I've written a number of posts on making your servers PCI compliant. It's one of the many duties I'm tasked with at my day job. The hardest part in my opinion is getting your SSL certificates squared away.
In Windows 2003 you had to manually edit the registry to disable ciphers and protocals. In Windows 2008 and above you have to set a local security policy to modify the cipher suite order. It's all a bit of a pain.
Well I found a free tool that lets you make the necessary changes with the click of a button. It's called IIS Crypto!
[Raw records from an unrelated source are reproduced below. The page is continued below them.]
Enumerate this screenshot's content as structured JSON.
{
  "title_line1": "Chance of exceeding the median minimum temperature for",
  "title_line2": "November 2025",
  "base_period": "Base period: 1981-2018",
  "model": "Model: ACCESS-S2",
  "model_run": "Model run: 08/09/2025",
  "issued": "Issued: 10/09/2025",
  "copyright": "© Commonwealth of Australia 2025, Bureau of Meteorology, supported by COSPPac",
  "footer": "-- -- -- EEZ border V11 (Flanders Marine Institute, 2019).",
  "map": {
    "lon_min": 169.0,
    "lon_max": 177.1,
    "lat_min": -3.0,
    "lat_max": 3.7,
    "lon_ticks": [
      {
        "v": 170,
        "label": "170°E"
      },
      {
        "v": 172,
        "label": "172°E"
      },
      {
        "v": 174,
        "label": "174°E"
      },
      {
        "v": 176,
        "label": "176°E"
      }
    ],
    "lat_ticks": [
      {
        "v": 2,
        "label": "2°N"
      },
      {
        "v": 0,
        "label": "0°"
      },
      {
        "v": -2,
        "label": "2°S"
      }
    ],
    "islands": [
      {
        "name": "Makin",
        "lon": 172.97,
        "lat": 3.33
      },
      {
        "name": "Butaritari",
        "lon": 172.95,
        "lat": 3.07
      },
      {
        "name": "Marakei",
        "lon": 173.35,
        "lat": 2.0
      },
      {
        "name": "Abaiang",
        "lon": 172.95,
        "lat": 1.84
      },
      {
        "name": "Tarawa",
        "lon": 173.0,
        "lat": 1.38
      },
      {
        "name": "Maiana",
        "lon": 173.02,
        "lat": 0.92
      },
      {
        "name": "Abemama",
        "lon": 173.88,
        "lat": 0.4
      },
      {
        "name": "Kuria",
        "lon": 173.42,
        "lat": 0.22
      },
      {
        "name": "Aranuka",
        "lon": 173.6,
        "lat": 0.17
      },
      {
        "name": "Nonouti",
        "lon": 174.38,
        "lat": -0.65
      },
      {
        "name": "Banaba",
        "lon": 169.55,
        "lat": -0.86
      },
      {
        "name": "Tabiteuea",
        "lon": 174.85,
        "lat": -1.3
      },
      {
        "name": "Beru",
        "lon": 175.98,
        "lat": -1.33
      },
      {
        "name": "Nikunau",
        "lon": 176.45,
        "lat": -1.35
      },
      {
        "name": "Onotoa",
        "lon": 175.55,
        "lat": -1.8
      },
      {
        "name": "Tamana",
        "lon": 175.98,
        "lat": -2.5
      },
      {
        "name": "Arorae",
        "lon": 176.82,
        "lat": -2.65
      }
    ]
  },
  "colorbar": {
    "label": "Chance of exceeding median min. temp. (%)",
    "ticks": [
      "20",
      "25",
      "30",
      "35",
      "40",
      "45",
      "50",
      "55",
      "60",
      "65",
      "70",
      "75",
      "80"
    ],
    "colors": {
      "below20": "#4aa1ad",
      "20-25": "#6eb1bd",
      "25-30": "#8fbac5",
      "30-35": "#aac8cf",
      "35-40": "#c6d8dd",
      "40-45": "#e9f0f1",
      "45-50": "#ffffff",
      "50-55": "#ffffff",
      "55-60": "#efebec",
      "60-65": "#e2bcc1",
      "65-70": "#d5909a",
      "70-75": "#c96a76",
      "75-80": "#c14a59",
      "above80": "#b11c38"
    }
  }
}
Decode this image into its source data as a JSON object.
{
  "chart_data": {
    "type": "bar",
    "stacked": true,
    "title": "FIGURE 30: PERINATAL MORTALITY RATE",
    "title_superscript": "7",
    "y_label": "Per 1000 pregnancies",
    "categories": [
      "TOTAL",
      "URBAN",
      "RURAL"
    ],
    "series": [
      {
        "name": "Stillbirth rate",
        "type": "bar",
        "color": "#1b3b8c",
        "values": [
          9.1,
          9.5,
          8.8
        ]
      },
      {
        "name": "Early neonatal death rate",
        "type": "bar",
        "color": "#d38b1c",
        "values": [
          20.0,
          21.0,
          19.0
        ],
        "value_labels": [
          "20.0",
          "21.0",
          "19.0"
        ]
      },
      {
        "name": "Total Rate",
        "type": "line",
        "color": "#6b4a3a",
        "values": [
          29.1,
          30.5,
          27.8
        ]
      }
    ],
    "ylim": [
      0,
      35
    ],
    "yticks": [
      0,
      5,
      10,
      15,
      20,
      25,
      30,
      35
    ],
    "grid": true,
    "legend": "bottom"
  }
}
From their page:
IIS Crypto is a free tool that gives administrators the ability to enable or disable protocols, ciphers, hashes and key exchange algorithms on Windows Server 2003, 2008 and 2012. It also lets you reorder SSL/TLS cipher suites offered by IIS and mitigate the BEAST attack.Here is a screen shot:
I originally found this tool because I was looking to see if there was a way to avoid restricting all ciphers to 128 bit RC4 on Windows 2003. I was hoping this tool would allow me to change the cipher order, but sadly it just isn't supported in Server 2003, so restricting all ciphers to 128 bit RC4 is still the only way to mitigate against The BEAST.
In Windows Server 2008 R2 at least it makes changing the SSL Cipher Suite order super easy.
All-in-all it's still a great tool for making your servers compliant, and more secure.